Toutefois l’évolution de la visibilité des talents ultramarins reste encore très lente. Ce manque de reconnaissance en France contraste fortement avec l’accueil réservé à ces artistes à l’international : « J'ai le souvenir d'avoir lu une interview de Kassav qui affirmait être plus connu à New York qu’à Paris. Leurs concerts à l’étranger étaient extrêmement célébrés, fêtés et reconnus, mais beaucoup moins en France. », souligne-t-elle. Avec son amie, la réalisatrice Euzhan Palcy, elle partage ce sentiment de stagnation par rapport à des pays comme l’Angleterre et les États-Unis en matière de reconnaissance de la diversité et de la richesse culturelle ultramarine.

Biculturalisme, une vision du monde à 360°

Isabelle Giordano exprime avec enthousiasme les bénéfices du biculturalisme, qu'elle considère comme une véritable richesse : « C'est extrêmement réjouissant d'avoir une double culture », confie-t-elle. Toutefois, elle souligne que cette compréhension prend parfois du temps, notamment dans le cadre de l'éducation des jeunes : « Les encadrants et les éducateurs doivent valoriser les différentes cultures. Avoir des classes multiculturelles est une chance qu'il faut encourager », explique-t-elle, tout en regrettant que la France ne prenne pas suffisamment en compte cette diversité.

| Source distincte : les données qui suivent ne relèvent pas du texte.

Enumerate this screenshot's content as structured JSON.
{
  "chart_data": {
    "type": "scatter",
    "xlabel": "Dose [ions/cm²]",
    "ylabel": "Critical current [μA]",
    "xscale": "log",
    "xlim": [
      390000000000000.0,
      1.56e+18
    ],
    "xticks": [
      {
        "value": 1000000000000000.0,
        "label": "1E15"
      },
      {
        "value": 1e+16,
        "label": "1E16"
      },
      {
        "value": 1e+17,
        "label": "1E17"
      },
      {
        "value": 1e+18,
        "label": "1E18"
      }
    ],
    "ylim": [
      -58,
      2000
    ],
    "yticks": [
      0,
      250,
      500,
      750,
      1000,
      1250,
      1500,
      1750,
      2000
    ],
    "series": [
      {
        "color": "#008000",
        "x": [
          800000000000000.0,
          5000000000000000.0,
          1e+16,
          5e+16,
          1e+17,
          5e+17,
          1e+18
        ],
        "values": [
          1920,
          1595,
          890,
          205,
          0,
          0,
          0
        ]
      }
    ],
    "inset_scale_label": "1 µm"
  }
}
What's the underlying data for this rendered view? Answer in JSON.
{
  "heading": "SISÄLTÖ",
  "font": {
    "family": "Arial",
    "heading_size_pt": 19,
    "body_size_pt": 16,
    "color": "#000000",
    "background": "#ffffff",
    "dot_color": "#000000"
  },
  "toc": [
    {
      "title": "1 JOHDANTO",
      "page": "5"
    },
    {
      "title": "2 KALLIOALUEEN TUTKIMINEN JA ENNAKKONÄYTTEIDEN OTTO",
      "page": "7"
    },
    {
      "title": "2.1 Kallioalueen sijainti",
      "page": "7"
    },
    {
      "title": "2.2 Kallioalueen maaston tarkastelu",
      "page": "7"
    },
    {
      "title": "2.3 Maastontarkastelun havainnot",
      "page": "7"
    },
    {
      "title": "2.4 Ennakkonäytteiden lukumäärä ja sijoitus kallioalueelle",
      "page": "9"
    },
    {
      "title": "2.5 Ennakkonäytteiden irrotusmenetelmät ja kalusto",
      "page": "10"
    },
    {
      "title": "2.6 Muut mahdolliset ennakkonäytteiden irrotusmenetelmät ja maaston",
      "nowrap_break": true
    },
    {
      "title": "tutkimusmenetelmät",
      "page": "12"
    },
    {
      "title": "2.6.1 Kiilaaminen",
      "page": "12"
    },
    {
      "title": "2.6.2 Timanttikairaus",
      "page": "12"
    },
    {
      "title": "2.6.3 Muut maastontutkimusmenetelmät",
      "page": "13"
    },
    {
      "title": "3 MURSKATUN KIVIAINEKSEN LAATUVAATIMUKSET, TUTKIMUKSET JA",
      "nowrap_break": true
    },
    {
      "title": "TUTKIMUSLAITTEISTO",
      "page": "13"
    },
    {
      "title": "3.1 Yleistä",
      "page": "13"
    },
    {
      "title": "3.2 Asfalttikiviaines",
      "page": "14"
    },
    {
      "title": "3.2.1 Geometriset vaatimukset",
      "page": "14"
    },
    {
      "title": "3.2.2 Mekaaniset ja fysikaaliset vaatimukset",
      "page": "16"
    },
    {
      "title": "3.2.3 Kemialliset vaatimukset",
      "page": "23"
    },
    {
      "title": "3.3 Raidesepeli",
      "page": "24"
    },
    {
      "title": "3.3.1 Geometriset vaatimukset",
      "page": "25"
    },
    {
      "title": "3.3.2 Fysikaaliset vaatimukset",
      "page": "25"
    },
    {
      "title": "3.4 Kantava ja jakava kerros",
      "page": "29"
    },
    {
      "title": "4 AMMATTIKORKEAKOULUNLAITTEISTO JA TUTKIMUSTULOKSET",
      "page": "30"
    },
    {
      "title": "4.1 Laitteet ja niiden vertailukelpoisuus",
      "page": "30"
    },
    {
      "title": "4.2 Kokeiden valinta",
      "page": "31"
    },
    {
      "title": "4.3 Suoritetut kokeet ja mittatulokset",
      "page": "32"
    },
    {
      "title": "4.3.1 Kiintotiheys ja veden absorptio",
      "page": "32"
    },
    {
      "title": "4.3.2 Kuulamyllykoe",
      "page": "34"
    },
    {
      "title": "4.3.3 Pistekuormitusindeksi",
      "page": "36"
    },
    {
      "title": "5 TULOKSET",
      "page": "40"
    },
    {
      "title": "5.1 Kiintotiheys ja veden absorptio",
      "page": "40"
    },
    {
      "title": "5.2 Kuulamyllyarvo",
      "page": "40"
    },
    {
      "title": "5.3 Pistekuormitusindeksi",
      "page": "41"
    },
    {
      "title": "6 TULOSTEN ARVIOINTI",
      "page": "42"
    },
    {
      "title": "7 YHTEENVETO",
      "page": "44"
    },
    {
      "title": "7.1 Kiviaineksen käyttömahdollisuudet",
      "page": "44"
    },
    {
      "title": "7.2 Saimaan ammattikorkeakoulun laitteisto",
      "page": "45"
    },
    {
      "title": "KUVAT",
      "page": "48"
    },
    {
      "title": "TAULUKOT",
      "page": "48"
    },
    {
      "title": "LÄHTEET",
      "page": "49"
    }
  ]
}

L'interprétation d’Axelle Saint-Cirel lors de la cérémonie d'ouverture des Jeux Olympiques 2024, chantant la Marseillaise au Grand Palais, est un moment symbolique qui marque l'engagement de la culture ultramarine en France : « J'étais d'autant plus fière qu'elle est guadeloupéenne et fait partie d'Opera for Peace, une association que nous soutenons via notre mécénat culturel. » Cet événement souligne l'importance du soutien aux jeunes pour leur permettre de mieux comprendre leur identité. « Quand on ne sait pas d’où l’on vient, on a du mal à savoir où l’on veut aller. » précise-t-elle reconnaissant également les efforts d'historiens comme Pascal Blanchard et du groupe de recherche ACHAC, ainsi que ceux de la Fondation pour la Mémoire de l'Esclavage et de Constance Rivière au musée de l’Immigration, qui œuvrent pour faire connaître des histoires souvent méconnues, contribuant ainsi à enrichir le récit national.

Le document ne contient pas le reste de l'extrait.